Le revenu universel divise les socialistes, dont beaucoup rejettent le «radicalisme» de Benoît Hamon. Il divise aussi les libéraux, moins structurés politiquement mais toujours enclins au débat d’idées. Le chef de file des monétaristes hexagonaux, Pascal Salin, a rappelé récemment les arguments classiques conduisant à rejeter le revenu universel : au nom de quoi dépouiller les citoyens des fruits de leur travail, source unique de la production de valeur, pour saupoudrer la population d’une aumône égalitaire, qui encouragera l’oisiveté ? Ce discours est en phase avec les convictions profondes d’une grande partie de la droite libérale aujourd’hui.
On peut contester cette position au nom même du libéralisme classique. Adam Smith accordait un rôle primordial à la charité privée pour soulager les plus démunis. Friedrich Hayek fit un pas de plus en estimant nécessaire «un système d'aides publiques procurant un minimum vital à tous ceux qui en ont besoin». Et Milton Friedman poussa encore plus loin cette intention en conceptualisant, au chapitre 12 de Capitalisme et Liberté, le mécanisme de l'impôt négatif, qui permet de compléter automatiquement les revenus en deçà d'un certain seuil. Le revenu universel n'est qu'un approfondissement de la proposition friedmanienne tel que formalisé par Anthony Atkinson, combinant un crédit d'impôt universel et une flat tax sur les revenus elle aussi universelle. L'objectif est clair : éradiquer la grande pauvreté de la manière la moins paternaliste possible. Puisque toute conditionnalité implique des mécanismes de contrôle et de vérification bureaucratique, autant distribuer un revenu universel à tous, en le fondant sur un système fiscal qui assure que le travail paie toujours. Dans son célèbre cours sur l'histoire du libéralisme, Michel Foucault reconnaît les vertus de cette forme d'assistance exercée «sur un mode en effet très libéral, beaucoup moins bureaucratique, beaucoup moins disciplinariste» que le système social actuel, antichambre du contrôle d'Etat.

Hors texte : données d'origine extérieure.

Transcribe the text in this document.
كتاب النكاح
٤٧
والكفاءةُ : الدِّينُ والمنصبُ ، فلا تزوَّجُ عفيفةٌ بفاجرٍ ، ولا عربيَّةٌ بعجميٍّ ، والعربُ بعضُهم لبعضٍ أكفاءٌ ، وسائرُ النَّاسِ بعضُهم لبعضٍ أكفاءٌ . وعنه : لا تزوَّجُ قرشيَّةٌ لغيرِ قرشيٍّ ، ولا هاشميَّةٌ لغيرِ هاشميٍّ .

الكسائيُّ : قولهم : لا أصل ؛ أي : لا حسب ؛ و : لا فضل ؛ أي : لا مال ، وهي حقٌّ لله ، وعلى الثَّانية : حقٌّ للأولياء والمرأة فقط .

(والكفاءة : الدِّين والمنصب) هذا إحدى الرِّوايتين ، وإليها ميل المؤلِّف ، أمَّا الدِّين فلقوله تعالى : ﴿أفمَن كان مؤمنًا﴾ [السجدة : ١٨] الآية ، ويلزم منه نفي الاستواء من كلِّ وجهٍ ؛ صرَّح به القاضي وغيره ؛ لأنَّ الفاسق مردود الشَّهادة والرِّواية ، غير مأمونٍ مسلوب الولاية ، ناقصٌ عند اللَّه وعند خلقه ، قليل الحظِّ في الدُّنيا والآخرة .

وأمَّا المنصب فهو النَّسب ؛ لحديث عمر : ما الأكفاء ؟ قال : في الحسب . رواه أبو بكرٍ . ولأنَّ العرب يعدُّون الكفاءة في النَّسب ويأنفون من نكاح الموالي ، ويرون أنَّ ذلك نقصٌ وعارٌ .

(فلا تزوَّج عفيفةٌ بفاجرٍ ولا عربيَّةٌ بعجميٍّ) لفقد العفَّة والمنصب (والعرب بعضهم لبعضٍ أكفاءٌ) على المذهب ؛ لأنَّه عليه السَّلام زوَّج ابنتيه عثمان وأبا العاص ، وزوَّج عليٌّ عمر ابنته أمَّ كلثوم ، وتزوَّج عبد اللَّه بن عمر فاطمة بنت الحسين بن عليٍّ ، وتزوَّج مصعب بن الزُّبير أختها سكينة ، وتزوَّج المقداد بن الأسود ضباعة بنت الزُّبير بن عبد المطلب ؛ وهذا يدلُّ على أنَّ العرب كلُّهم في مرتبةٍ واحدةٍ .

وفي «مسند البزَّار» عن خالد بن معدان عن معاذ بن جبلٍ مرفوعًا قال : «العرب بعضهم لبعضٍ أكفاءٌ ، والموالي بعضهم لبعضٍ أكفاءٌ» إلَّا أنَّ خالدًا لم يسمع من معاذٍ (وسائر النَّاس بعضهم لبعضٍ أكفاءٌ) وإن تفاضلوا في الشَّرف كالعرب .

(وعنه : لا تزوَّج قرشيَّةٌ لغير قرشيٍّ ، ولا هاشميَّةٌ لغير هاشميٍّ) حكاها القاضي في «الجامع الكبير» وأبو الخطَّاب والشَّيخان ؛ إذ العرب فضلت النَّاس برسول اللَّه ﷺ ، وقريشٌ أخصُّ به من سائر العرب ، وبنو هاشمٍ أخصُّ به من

Mais cette conception du revenu universel reste réactive. Puisqu’il faut bien lutter contre l’externalité négative qu’est la pauvreté au nom d’un certain ordre social, écrit en substance Friedman, autant le faire de la manière la plus responsabilisante possible, en dotant l’individu d’une base financière qui lui permettra d’arbitrer par lui-même ses besoins et ses envies. L’évolution contemporaine de la pensée libérale, qui connaît aujourd’hui des développements spectaculaires dans le monde, permet de penser le revenu universel de manière plus positive.
En effet, de nombreux penseurs libertariens proposent de retrouver une réflexion sur la liberté réelle. On passe ainsi d'une conception purement négative de la liberté (pouvoir faire tout ce qui ne nuit pas à autrui) à une réflexion sur l'autonomie individuelle (pouvoir choisir sa propre vie). Pour être libre de ses choix, encore faut-il disposer d'un socle minimum d'éducation, de capital et d'opportunités. L'idée même de propriété de soi (self-ownership), au fondement de la doctrine libertarienne, implique de pouvoir donner un contenu à cette propriété. Autrement dit, un individualisme radical nécessite de penser les outils de la liberté.
Dans cette dialectique originale, le rôle de la société sera de permettre aux individus de s'en affranchir. Voilà pourquoi un «réal-libertarien» comme le philosophe belge Philippe Van Parijs ou un «libertarien avec du cœur» comme Matt Zwolinski (bleeding heart libertarian, un nouveau et prometteur mouvement intellectuel américain) ont fait du revenu universel la pierre de touche de leur philosophie. Loin d'être un pis-aller dans une économie qui n'a pas encore atteint son plein épanouissement, il devient une nécessité dans une société mature. En assurant que plus personne ne soit soumis à la contrainte économique, on permet que tout choix (familial, professionnel ou moral) soit considéré comme volontaire. Le revenu universel permet de fonder le libre arbitre dans un monde ouvert.
La révolution technologique force le libéralisme, comme les autres philosophies politiques, à se renouveler et à se moderniser. Les innovations numériques placent l’individu au cœur de l’histoire sans pour autant lui donner les moyens de son destin. Il faut donc imaginer les politiques publiques qui répondent à cet enjeu. Il n’est pas surprenant que de nombreux entrepreneurs de la Silicon Valley soutiennent aujourd’hui le revenu universel. La nouvelle génération libérale, moins sensible aux clivages partisans, doit s’engager dans ce combat.